Jika di gabungkan dengan dividen interim yang telah di bagikan sebelumnya, total imbal hasil dividen ITMG untuk tahun buku 2025 menjadi sangat kompetitif di bandingkan dengan instrumen investasi pendapatan tetap lainnya seperti deposito atau obligasi pemerintah.

Analisis Valuasi: Mengapa Di sebut “Murah”?

Istilah “murah” dalam investasi saham tidak hanya merujuk pada harga per lembar yang rendah, melainkan pada rasio valuasinya terhadap aset dan laba perusahaan. Secara teknis, ITMG saat ini di perdagangkan dengan Price to Book Value (PBV) sebesar 0,94 kali.

Angka ini menunjukkan bahwa harga saham ITMG berada di bawah nilai buku asetnya—sebuah indikator klasik bahwa saham tersebut sedang undervalued.

Baca juga :   IHSG Hari Ini 30 Oktober 2025 Menguat: The Fed Pangkas Suku Bunga, Cek 4 Rekomendasi Saham Ini

Selain itu, rasio Price to Earnings (PER) ITMG berada di kisaran 9,48 kali. Angka ini relatif rendah untuk perusahaan yang memiliki rekam jejak konsistensi dalam mencetak laba bersih.

Lebih lanjut lagi, keputusan Rapat Umum Pemegang Saham Tahunan (RUPST) yang menyepakati dividend payout ratio sebesar 60% dari laba bersih membuktikan komitmen manajemen dalam memberikan nilai tambah langsung kepada pemegang saham.

Jadwal Penting yang Harus Di catat

Investor yang ingin mengamankan hak atas dividen ini perlu memperhatikan kalender bursa dengan cermat. Berikut adalah rincian jadwal pembagian dividen ITMG:

  1. Cum Date (27 April 2026): Hari terakhir bagi investor untuk membeli saham agar berhak menerima dividen.

  2. Ex Date (28 April 2026): Hari di mana perdagangan saham sudah tidak lagi menyertakan hak dividen.

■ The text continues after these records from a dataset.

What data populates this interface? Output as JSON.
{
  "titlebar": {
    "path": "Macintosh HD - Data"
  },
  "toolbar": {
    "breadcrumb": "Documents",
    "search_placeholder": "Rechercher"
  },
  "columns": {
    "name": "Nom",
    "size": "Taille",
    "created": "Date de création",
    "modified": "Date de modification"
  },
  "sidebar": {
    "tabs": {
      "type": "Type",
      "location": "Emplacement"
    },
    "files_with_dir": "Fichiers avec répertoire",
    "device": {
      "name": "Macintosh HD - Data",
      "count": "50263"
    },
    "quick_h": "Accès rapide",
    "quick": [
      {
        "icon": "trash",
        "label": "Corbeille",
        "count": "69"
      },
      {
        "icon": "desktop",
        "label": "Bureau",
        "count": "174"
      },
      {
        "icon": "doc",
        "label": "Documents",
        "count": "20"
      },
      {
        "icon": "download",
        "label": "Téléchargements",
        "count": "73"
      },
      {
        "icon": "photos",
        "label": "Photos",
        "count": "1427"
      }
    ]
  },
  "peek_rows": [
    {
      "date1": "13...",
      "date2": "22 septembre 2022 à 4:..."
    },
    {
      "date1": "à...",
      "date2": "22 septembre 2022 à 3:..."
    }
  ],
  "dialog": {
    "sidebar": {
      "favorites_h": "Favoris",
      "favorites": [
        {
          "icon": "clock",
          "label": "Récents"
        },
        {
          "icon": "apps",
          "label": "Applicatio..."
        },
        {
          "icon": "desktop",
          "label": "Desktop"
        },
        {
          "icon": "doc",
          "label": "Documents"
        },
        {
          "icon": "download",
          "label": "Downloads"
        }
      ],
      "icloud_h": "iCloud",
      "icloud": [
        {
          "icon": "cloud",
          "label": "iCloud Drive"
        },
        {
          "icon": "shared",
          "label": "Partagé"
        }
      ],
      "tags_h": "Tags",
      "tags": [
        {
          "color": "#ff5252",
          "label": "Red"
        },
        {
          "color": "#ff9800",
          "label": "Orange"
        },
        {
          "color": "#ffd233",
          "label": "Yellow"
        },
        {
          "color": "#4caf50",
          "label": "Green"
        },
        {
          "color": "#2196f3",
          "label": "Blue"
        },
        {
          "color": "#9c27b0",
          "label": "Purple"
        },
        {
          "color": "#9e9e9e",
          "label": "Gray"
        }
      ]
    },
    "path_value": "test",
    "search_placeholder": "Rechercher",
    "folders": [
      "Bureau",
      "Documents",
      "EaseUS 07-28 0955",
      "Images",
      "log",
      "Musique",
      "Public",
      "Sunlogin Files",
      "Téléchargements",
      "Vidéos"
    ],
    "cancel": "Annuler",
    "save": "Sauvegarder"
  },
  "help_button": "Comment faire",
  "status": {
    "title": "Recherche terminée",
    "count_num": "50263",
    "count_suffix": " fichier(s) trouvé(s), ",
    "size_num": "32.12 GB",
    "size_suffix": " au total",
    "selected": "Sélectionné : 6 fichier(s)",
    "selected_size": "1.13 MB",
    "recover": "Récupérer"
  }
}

Biasanya, harga saham akan mengalami penyesuaian (koreksi) sebesar nilai dividen pada hari ini.

  3. Recording Date (29 April 2026): Penentuan daftar pemegang saham yang sah berdasarkan sistem KSEI.

  4. Payment Date (19 Mei 2026): Dana dividen akan di transfer langsung ke rekening RDN investor.

Oleh karena itu, strategi “beli dan simpan” sebelum cum date memerlukan perhitungan matang, terutama untuk mengantisipasi potensi dividend trap atau penurunan harga saham setelah tanggal ex-date.

Kinerja Operasional dan Tantangan Sektor Komoditas

Keberhasilan ITMG membagikan dividen total senilai US$ 115 juta tidak terlepas dari performa operasional yang efisien sepanjang tahun 2025. Walaupun harga batu bara global tidak se-agresif beberapa tahun silam, kemampuan ITMG dalam mengelola struktur biaya dan menjaga kualitas cadangan batu baranya tetap menjadi pilar kekuatan utama.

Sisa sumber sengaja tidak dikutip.